Он взял ее руку – ни пальчиком она не отозвалась на его прикосновение.
– Скажи, только честно, что там было?
– Где?
– В гостиной твоей Аделаиды.
– Вон ты о чем…
– Что мы все увидели?
– Представление.
– Ты же не Копперфильд. Ты – профессор философии. Я чуть с ума от страха не сошла, как и все другие, как этот индус, как тощий картежник и как и эта ведьма – Аделаида.
– Говорю же – это было представление. И я посвятил его тебе.
– Из воздуха появилась Мата Хари? – Она забрала руку. – И станцевала перед нами?
– А ты не подумала, что, может быть, не было никакой Маты Хари?
– Как это?
– А если это гипноз? И я вам всем внушил это видение. А?
– Ты – гипнотизер?
– Представь себе. – Он вновь потянулся и перехватил ее руку. – Ну, а вдруг?
– Издеваешься, да?
Юленька вновь выдернула кисть из его руки и на этот раз убрала в карман шубки.
– А если мы с Аделаидой вас всех разыграли?
– Что это значит?
– Голография.
– Что? – Она даже оглянулась на него.
– Объемное представление. Спрятанный проектор. Музыкальное оформление. Сейчас в голографическом виде целые картинные галереи действуют, инсталляции и перформансы проходят. Ты отстала от жизни. И потом, как фокусник, я не хочу открывать своих карт – природу чудес.
– Не-ет, – она покачала головой, – для твоей Аделаиды это была тоже новость. И еще, как же она смотрела на тебя…
– Как?
– Да как побитая собака. Вначале была хозяйкой, такой вальяжной, а потом превратилась в собачонку. Это как объяснить? И что вы делали с ней там, в глубине квартиры?
– Я обещал ей открыть пару профессиональных тайн.
– Ага. И как она посмотрела на меня, когда вышла. Как на дурочку с переулочка. И как она тайком усмехнулась.
– Ну и как?
– Так, будто только что вы занимались с ней сексом, вот как.
– Ты с ума сошла, милая?
– Нет, я просто так чувствую и вижу.
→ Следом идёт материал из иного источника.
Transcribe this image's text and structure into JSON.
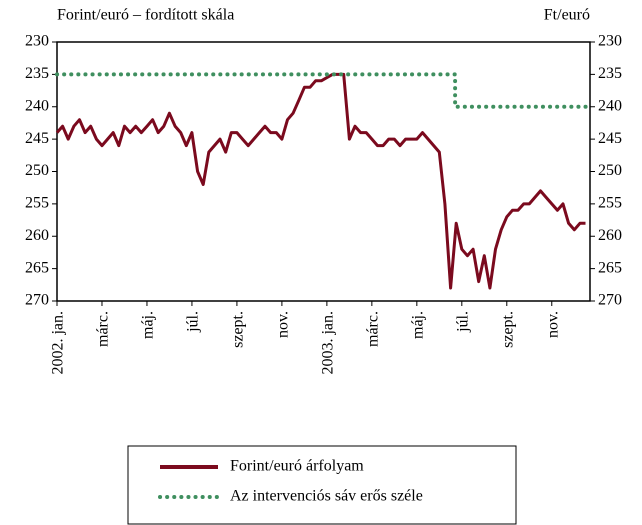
{
  "chart_data": {
    "type": "line",
    "title": "Forint/euró – fordított skála",
    "y2_label": "Ft/euró",
    "xlim": [
      0,
      23.7
    ],
    "xticks": [
      {
        "value": 0,
        "label": "2002. jan."
      },
      {
        "value": 2,
        "label": "márc."
      },
      {
        "value": 4,
        "label": "máj."
      },
      {
        "value": 6,
        "label": "júl."
      },
      {
        "value": 8,
        "label": "szept."
      },
      {
        "value": 10,
        "label": "nov."
      },
      {
        "value": 12,
        "label": "2003. jan."
      },
      {
        "value": 14,
        "label": "márc."
      },
      {
        "value": 16,
        "label": "máj."
      },
      {
        "value": 18,
        "label": "júl."
      },
      {
        "value": 20,
        "label": "szept."
      },
      {
        "value": 22,
        "label": "nov."
      }
    ],
    "ylim": [
      230,
      270
    ],
    "y_inverted": true,
    "yticks": [
      230,
      235,
      240,
      245,
      250,
      255,
      260,
      265,
      270
    ],
    "y2lim": [
      230,
      270
    ],
    "y2ticks": [
      230,
      235,
      240,
      245,
      250,
      255,
      260,
      265,
      270
    ],
    "series": [
      {
        "name": "Forint/euró árfolyam",
        "color": "#7b0a1e",
        "style": "solid",
        "x": [
          0,
          0.25,
          0.5,
          0.75,
          1,
          1.25,
          1.5,
          1.75,
          2,
          2.25,
          2.5,
          2.75,
          3,
          3.25,
          3.5,
          3.75,
          4,
          4.25,
          4.5,
          4.75,
          5,
          5.25,
          5.5,
          5.75,
          6,
          6.25,
          6.5,
          6.75,
          7,
          7.25,
          7.5,
          7.75,
          8,
          8.25,
          8.5,
          8.75,
          9,
          9.25,
          9.5,
          9.75,
          10,
          10.25,
          10.5,
          10.75,
          11,
          11.25,
          11.5,
          11.75,
          12,
          12.25,
          12.5,
          12.75,
          13,
          13.25,
          13.5,
          13.75,
          14,
          14.25,
          14.5,
          14.75,
          15,
          15.25,
          15.5,
          15.75,
          16,
          16.25,
          16.5,
          16.75,
          17,
          17.25,
          17.5,
          17.75,
          18,
          18.25,
          18.5,
          18.75,
          19,
          19.25,
          19.5,
          19.75,
          20,
          20.25,
          20.5,
          20.75,
          21,
          21.25,
          21.5,
          21.75,
          22,
          22.25,
          22.5,
          22.75,
          23,
          23.25,
          23.5
        ],
        "values": [
          244,
          243,
          245,
          243,
          242,
          244,
          243,
          245,
          246,
          245,
          244,
          246,
          243,
          244,
          243,
          244,
          243,
          242,
          244,
          243,
          241,
          243,
          244,
          246,
          244,
          250,
          252,
          247,
          246,
          245,
          247,
          244,
          244,
          245,
          246,
          245,
          244,
          243,
          244,
          244,
          245,
          242,
          241,
          239,
          237,
          237,
          236,
          236,
          235.5,
          235,
          235,
          235,
          245,
          243,
          244,
          244,
          245,
          246,
          246,
          245,
          245,
          246,
          245,
          245,
          245,
          244,
          245,
          246,
          247,
          255,
          268,
          258,
          262,
          263,
          262,
          267,
          263,
          268,
          262,
          259,
          257,
          256,
          256,
          255,
          255,
          254,
          253,
          254,
          255,
          256,
          255,
          258,
          259,
          258,
          258
        ]
      },
      {
        "name": "Az intervenciós sáv erős széle",
        "color": "#3f8f5f",
        "style": "dotted",
        "x": [
          0,
          17.7,
          17.7,
          23.7
        ],
        "values": [
          235,
          235,
          240,
          240
        ]
      }
    ]
  }
}
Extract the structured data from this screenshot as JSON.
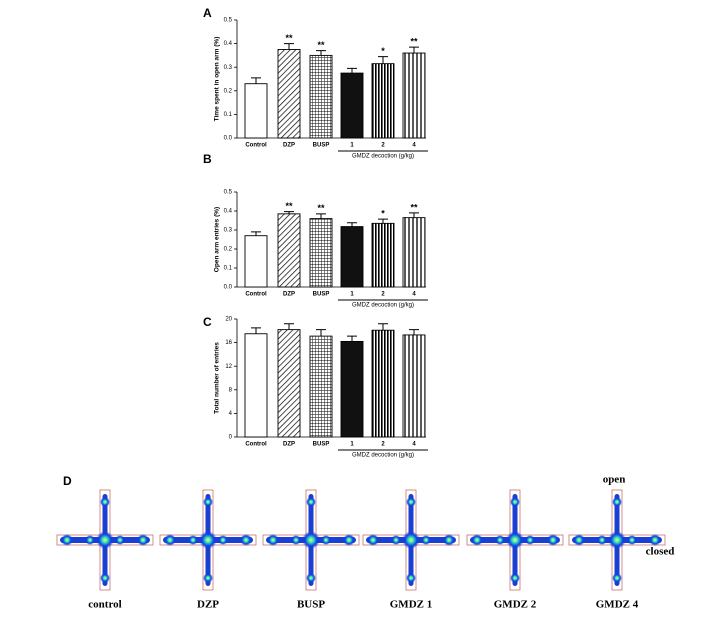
{
  "chart_data": [
    {
      "type": "bar",
      "panel": "A",
      "ylabel": "Time spent in open arm (%)",
      "categories": [
        "Control",
        "DZP",
        "BUSP",
        "1",
        "2",
        "4"
      ],
      "group_label": "GMDZ decoction (g/kg)",
      "values": [
        0.23,
        0.375,
        0.35,
        0.275,
        0.315,
        0.36
      ],
      "errors": [
        0.025,
        0.025,
        0.02,
        0.02,
        0.03,
        0.025
      ],
      "significance": [
        null,
        "**",
        "**",
        null,
        "*",
        "**"
      ],
      "patterns": [
        "none",
        "diagonal",
        "grid",
        "solid",
        "vertical",
        "vertical-light"
      ],
      "ylim": [
        0,
        0.5
      ],
      "yticks": [
        {
          "value": 0,
          "label": "0.0"
        },
        0.1,
        0.2,
        0.3,
        0.4,
        0.5
      ]
    },
    {
      "type": "bar",
      "panel": "B",
      "ylabel": "Open arm entries (%)",
      "categories": [
        "Control",
        "DZP",
        "BUSP",
        "1",
        "2",
        "4"
      ],
      "group_label": "GMDZ decoction (g/kg)",
      "values": [
        0.27,
        0.385,
        0.36,
        0.318,
        0.335,
        0.365
      ],
      "errors": [
        0.02,
        0.012,
        0.025,
        0.02,
        0.022,
        0.025
      ],
      "significance": [
        null,
        "**",
        "**",
        null,
        "*",
        "**"
      ],
      "patterns": [
        "none",
        "diagonal",
        "grid",
        "solid",
        "vertical",
        "vertical-light"
      ],
      "ylim": [
        0,
        0.5
      ],
      "yticks": [
        {
          "value": 0,
          "label": "0.0"
        },
        0.1,
        0.2,
        0.3,
        0.4,
        0.5
      ]
    },
    {
      "type": "bar",
      "panel": "C",
      "ylabel": "Total number of entries",
      "categories": [
        "Control",
        "DZP",
        "BUSP",
        "1",
        "2",
        "4"
      ],
      "group_label": "GMDZ decoction (g/kg)",
      "values": [
        17.5,
        18.2,
        17.1,
        16.2,
        18.1,
        17.3
      ],
      "errors": [
        1,
        1,
        1.1,
        0.9,
        1.1,
        0.9
      ],
      "patterns": [
        "none",
        "diagonal",
        "grid",
        "solid",
        "vertical",
        "vertical-light"
      ],
      "ylim": [
        0,
        20
      ],
      "yticks": [
        0,
        4,
        8,
        12,
        16,
        20
      ]
    }
  ],
  "panel_d": {
    "panel": "D",
    "labels": [
      "control",
      "DZP",
      "BUSP",
      "GMDZ 1",
      "GMDZ 2",
      "GMDZ 4"
    ],
    "open": "open",
    "closed": "closed"
  }
}
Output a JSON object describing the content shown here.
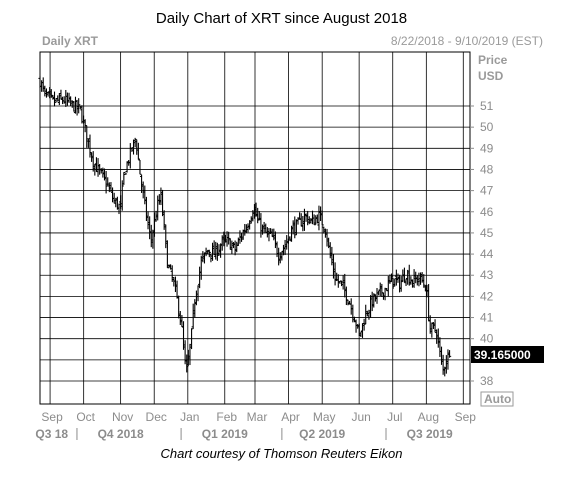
{
  "title": "Daily Chart of XRT since August 2018",
  "credit": "Chart courtesy of Thomson Reuters Eikon",
  "header": {
    "symbol": "Daily XRT",
    "date_range": "8/22/2018 - 9/10/2019 (EST)",
    "price_label_1": "Price",
    "price_label_2": "USD"
  },
  "auto_label": "Auto",
  "last_price_label": "39.165000",
  "colors": {
    "bars": "#000000",
    "grid": "#000000",
    "muted_text": "#8c8c8c",
    "last_price_bg": "#000000"
  },
  "chart_data": {
    "type": "bar",
    "subtype": "ohlc",
    "title": "Daily Chart of XRT since August 2018",
    "ylabel": "Price USD",
    "ylim": [
      37.3,
      52.8
    ],
    "y_ticks": [
      38,
      39,
      40,
      41,
      42,
      43,
      44,
      45,
      46,
      47,
      48,
      49,
      50,
      51
    ],
    "y_tick_labels": [
      "38",
      "",
      "40",
      "41",
      "42",
      "43",
      "44",
      "45",
      "46",
      "47",
      "48",
      "49",
      "50",
      "51"
    ],
    "x_month_labels": [
      "Sep",
      "Oct",
      "Nov",
      "Dec",
      "Jan",
      "Feb",
      "Mar",
      "Apr",
      "May",
      "Jun",
      "Jul",
      "Aug",
      "Sep"
    ],
    "x_month_ticks": [
      0.3,
      1.3,
      2.4,
      3.4,
      4.4,
      5.5,
      6.4,
      7.4,
      8.4,
      9.5,
      10.5,
      11.5,
      12.6
    ],
    "quarter_labels": [
      "Q3 18",
      "Q4 2018",
      "Q1 2019",
      "Q2 2019",
      "Q3 2019"
    ],
    "quarter_label_x": [
      0.35,
      2.4,
      5.5,
      8.4,
      11.6
    ],
    "quarter_dividers": [
      1.1,
      4.2,
      7.2,
      10.3
    ],
    "last_price": 39.165,
    "grid": true,
    "x_index_range": [
      0,
      12.8
    ],
    "key_points": [
      [
        0.0,
        52.2
      ],
      [
        0.15,
        51.5
      ],
      [
        0.4,
        51.2
      ],
      [
        0.7,
        51.3
      ],
      [
        1.0,
        51.0
      ],
      [
        1.2,
        50.8
      ],
      [
        1.4,
        49.5
      ],
      [
        1.6,
        48.3
      ],
      [
        1.8,
        47.8
      ],
      [
        2.0,
        47.3
      ],
      [
        2.2,
        46.5
      ],
      [
        2.4,
        46.2
      ],
      [
        2.5,
        47.8
      ],
      [
        2.7,
        48.8
      ],
      [
        2.85,
        49.5
      ],
      [
        3.0,
        47.5
      ],
      [
        3.2,
        45.5
      ],
      [
        3.3,
        44.6
      ],
      [
        3.5,
        46.3
      ],
      [
        3.6,
        46.7
      ],
      [
        3.8,
        43.5
      ],
      [
        4.0,
        42.5
      ],
      [
        4.2,
        40.8
      ],
      [
        4.35,
        38.3
      ],
      [
        4.5,
        40.0
      ],
      [
        4.6,
        41.8
      ],
      [
        4.8,
        43.6
      ],
      [
        5.0,
        44.2
      ],
      [
        5.2,
        44.0
      ],
      [
        5.4,
        44.5
      ],
      [
        5.6,
        44.6
      ],
      [
        5.8,
        44.2
      ],
      [
        6.0,
        44.9
      ],
      [
        6.2,
        45.5
      ],
      [
        6.35,
        46.2
      ],
      [
        6.5,
        45.5
      ],
      [
        6.7,
        45.0
      ],
      [
        6.9,
        44.8
      ],
      [
        7.1,
        44.0
      ],
      [
        7.3,
        44.4
      ],
      [
        7.5,
        45.2
      ],
      [
        7.7,
        45.4
      ],
      [
        7.9,
        45.8
      ],
      [
        8.1,
        45.5
      ],
      [
        8.3,
        45.8
      ],
      [
        8.5,
        45.2
      ],
      [
        8.6,
        44.2
      ],
      [
        8.8,
        42.8
      ],
      [
        9.0,
        42.5
      ],
      [
        9.2,
        41.8
      ],
      [
        9.4,
        40.8
      ],
      [
        9.5,
        40.1
      ],
      [
        9.7,
        41.2
      ],
      [
        9.9,
        41.8
      ],
      [
        10.1,
        42.1
      ],
      [
        10.3,
        42.4
      ],
      [
        10.5,
        42.8
      ],
      [
        10.7,
        42.6
      ],
      [
        10.9,
        43.1
      ],
      [
        11.1,
        42.7
      ],
      [
        11.3,
        42.9
      ],
      [
        11.5,
        42.4
      ],
      [
        11.6,
        40.5
      ],
      [
        11.8,
        40.4
      ],
      [
        11.9,
        39.3
      ],
      [
        12.0,
        38.5
      ],
      [
        12.1,
        39.1
      ],
      [
        12.2,
        39.165
      ]
    ]
  }
}
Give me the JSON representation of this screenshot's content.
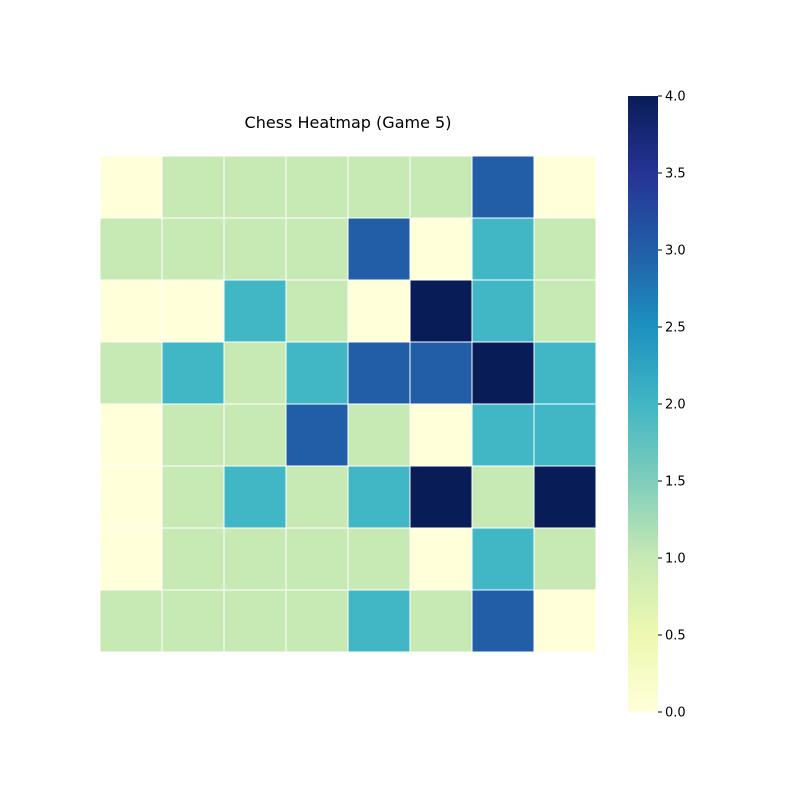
{
  "chart_data": {
    "type": "heatmap",
    "title": "Chess Heatmap (Game 5)",
    "xlabel": "",
    "ylabel": "",
    "rows": 8,
    "cols": 8,
    "values": [
      [
        0,
        1,
        1,
        1,
        1,
        1,
        3,
        0
      ],
      [
        1,
        1,
        1,
        1,
        3,
        0,
        2,
        1
      ],
      [
        0,
        0,
        2,
        1,
        0,
        4,
        2,
        1
      ],
      [
        1,
        2,
        1,
        2,
        3,
        3,
        4,
        2
      ],
      [
        0,
        1,
        1,
        3,
        1,
        0,
        2,
        2
      ],
      [
        0,
        1,
        2,
        1,
        2,
        4,
        1,
        4
      ],
      [
        0,
        1,
        1,
        1,
        1,
        0,
        2,
        1
      ],
      [
        1,
        1,
        1,
        1,
        2,
        1,
        3,
        0
      ]
    ],
    "colorscale": "YlGnBu",
    "vmin": 0,
    "vmax": 4,
    "colorbar": {
      "ticks": [
        0.0,
        0.5,
        1.0,
        1.5,
        2.0,
        2.5,
        3.0,
        3.5,
        4.0
      ],
      "tick_labels": [
        "0.0",
        "0.5",
        "1.0",
        "1.5",
        "2.0",
        "2.5",
        "3.0",
        "3.5",
        "4.0"
      ]
    },
    "grid": true,
    "colors": {
      "cell_border": "#ffffff"
    }
  }
}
А этот ее страшный шар, который раскололся. И этот призрак, который сказал, что в комнате присутствует некто страшный и ужасный, – он же говорил про тебя? Все именно так подумали. Мне еще поначалу смешно было. Я не сразу поняла – я просто не могла в это поверить. Но теперь я понимаю, многое понимаю…
Горецкий пожал плечами:
– Ну, может, я переборщил с этим фокусом, каюсь. Вот так стараешься для человека…
Она его перебила:
– Мне надо было сегодня поехать домой. Я хочу домой. Слышишь? Я просто не могла тебе сказать раньше – у меня не было смелости и сил.
– А теперь можешь?
– А теперь могу.
– Поздно. Мы проехали уже три четверти пути. У родителей ты отпросилась. И у меня дома нас ждет шампанское с икрой. Так что без вариантов, моя девочка.
Она усмехнулась его реплике.
– Что я сказал смешного?
– Я сегодня не была твоей девочкой – я была бездомной, которой воспользовались, а потом вывезли в лес и там бросили.
Он решил тоже пойти в наступление:
– В зимний лес, конечно? А к дереву тебя никто не привязывал? Есть такая русская народная сказка, «Морозко» называется.
– Все шутишь…
– А что мне остается делать? Ты как ерш. Мне приходится быть веселым.
Скоро они въехали в загородный поселок; ярко светили фонари вдоль тротуаров; еще парочка поворотов, а там уже и особнячок Горецкого показался…
Метрах в пятидесяти от него стояла старая иномарка, кажется, «Ниссан».
– Знакомая машина, – сорвалось у Юленьки с языка.
– Нет, я бы точно ее запомнил. Здесь таких нет. К кому-то приехали гости.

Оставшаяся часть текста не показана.